LSGs are very grounded, with gender-balanced political representation from the locality, and know the area well. Primary health clinics, schools, anganwadis and animal husbandry are all under the LSGs, which helps in coordination. Learning from the floods [in August 2018], the government has understood that mass [relief] interventions must be under LSGs.

Are there any drawbacks?

Even in Kerala, migrant workers are experiencing political exclusion. The sensitivity that exists at the state level (ministers and senior bureaucrats) is not necessarily evident at the grassroots. The LSGs need to be sensitised to a greater degree about the problems of migrant workers so that there is no scope for xenophobia.

In Kerala, there are seven pockets where thousands of migrant workers live together. Different kinds of workers require different treatment. There are workers who are attached to employers and others who are foot-loose. Employers are expected to take care of their workers, but this is not the case with foot-loose workers. They have no one to turn to other than the government. Until recently, food distribution was not adequate, and there was a lack of clarity in instructions from the state government to the LSGs. Some LSGs made house-owners responsible for providing them with food. This is not feasible because it is not possible to feed so many people in a house (which often is the case with migrant workers) three times a day.

The issue in Kottayam [where migrant workers defied the lockdown and demanded food and transport back to their native places] received attention in the media. In responding to it, the government appointed a police officer as a nodal officer though it was not [intrinsically] a law and order problem. It should ideally have been managed by the social justice department, labour department and the LSG department.

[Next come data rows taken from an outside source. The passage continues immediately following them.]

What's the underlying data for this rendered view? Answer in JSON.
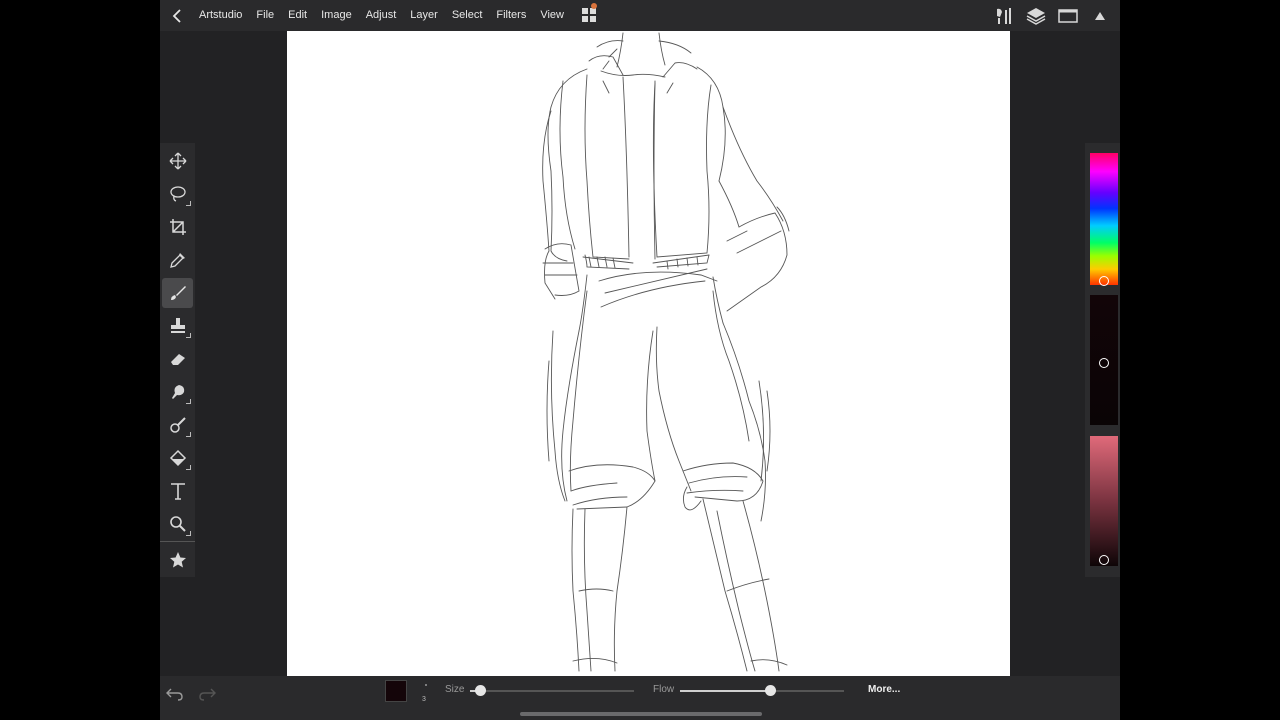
{
  "menubar": {
    "app_name": "Artstudio",
    "items": [
      "File",
      "Edit",
      "Image",
      "Adjust",
      "Layer",
      "Select",
      "Filters",
      "View"
    ]
  },
  "toolbar": {
    "tools": [
      {
        "name": "move-tool",
        "icon": "move-arrows-icon",
        "active": false
      },
      {
        "name": "lasso-tool",
        "icon": "lasso-icon",
        "active": false
      },
      {
        "name": "crop-tool",
        "icon": "crop-icon",
        "active": false
      },
      {
        "name": "eyedropper-tool",
        "icon": "eyedropper-icon",
        "active": false
      },
      {
        "name": "brush-tool",
        "icon": "brush-icon",
        "active": true
      },
      {
        "name": "stamp-tool",
        "icon": "stamp-icon",
        "active": false
      },
      {
        "name": "eraser-tool",
        "icon": "eraser-icon",
        "active": false
      },
      {
        "name": "smudge-tool",
        "icon": "smudge-icon",
        "active": false
      },
      {
        "name": "dodge-tool",
        "icon": "dodge-icon",
        "active": false
      },
      {
        "name": "fill-tool",
        "icon": "paint-bucket-icon",
        "active": false
      },
      {
        "name": "text-tool",
        "icon": "text-icon",
        "active": false
      },
      {
        "name": "zoom-tool",
        "icon": "magnifier-icon",
        "active": false
      },
      {
        "name": "favorites-tool",
        "icon": "star-icon",
        "active": false
      }
    ]
  },
  "color_panel": {
    "current_color": "#140509",
    "tint_color": "#e06a7a"
  },
  "bottombar": {
    "brush_size_number": "3",
    "size_label": "Size",
    "size_value": 0.06,
    "flow_label": "Flow",
    "flow_value": 0.55,
    "more_label": "More..."
  }
}
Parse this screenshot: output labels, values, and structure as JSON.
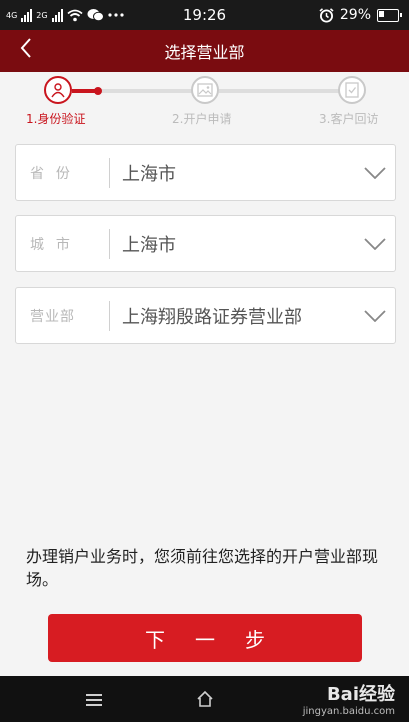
{
  "status_bar": {
    "network_left": "4G",
    "network_right": "2G",
    "time": "19:26",
    "battery": "29%",
    "icons": [
      "signal-icon",
      "wifi-icon",
      "wechat-icon",
      "more-icon",
      "alarm-icon",
      "battery-icon"
    ]
  },
  "nav": {
    "back_icon": "back-chevron-icon",
    "title": "选择营业部"
  },
  "steps": [
    {
      "label": "1.身份验证",
      "icon": "user-icon",
      "active": true
    },
    {
      "label": "2.开户申请",
      "icon": "image-icon",
      "active": false
    },
    {
      "label": "3.客户回访",
      "icon": "checklist-icon",
      "active": false
    }
  ],
  "fields": [
    {
      "label": "省  份",
      "value": "上海市"
    },
    {
      "label": "城  市",
      "value": "上海市"
    },
    {
      "label": "营业部",
      "value": "上海翔殷路证券营业部"
    }
  ],
  "notice": "办理销户业务时，您须前往您选择的开户营业部现场。",
  "next_button": "下一步",
  "bottom_bar": {
    "icons": [
      "menu-icon",
      "home-icon"
    ],
    "watermark_brand": "Bai经验",
    "watermark_url": "jingyan.baidu.com"
  },
  "colors": {
    "nav_bg": "#7a0c10",
    "accent": "#c9151e",
    "button": "#d71c22"
  }
}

Further, some of the assurances given to migrants are creating a negative effect because the locals feel that these workers are being prioritised at a time when everyone is distressed and frustrated due to the lockdown. So resentment is being expressed on social media against migrant workers.

Despite all this, at a policy level, at least on paper, Kerala is sensitive to the requirements of migrant workers. However, by calling them “guest workers”, the government seems to be reminding them to leave after their work is finished, which is discriminatory. They have the right to be here.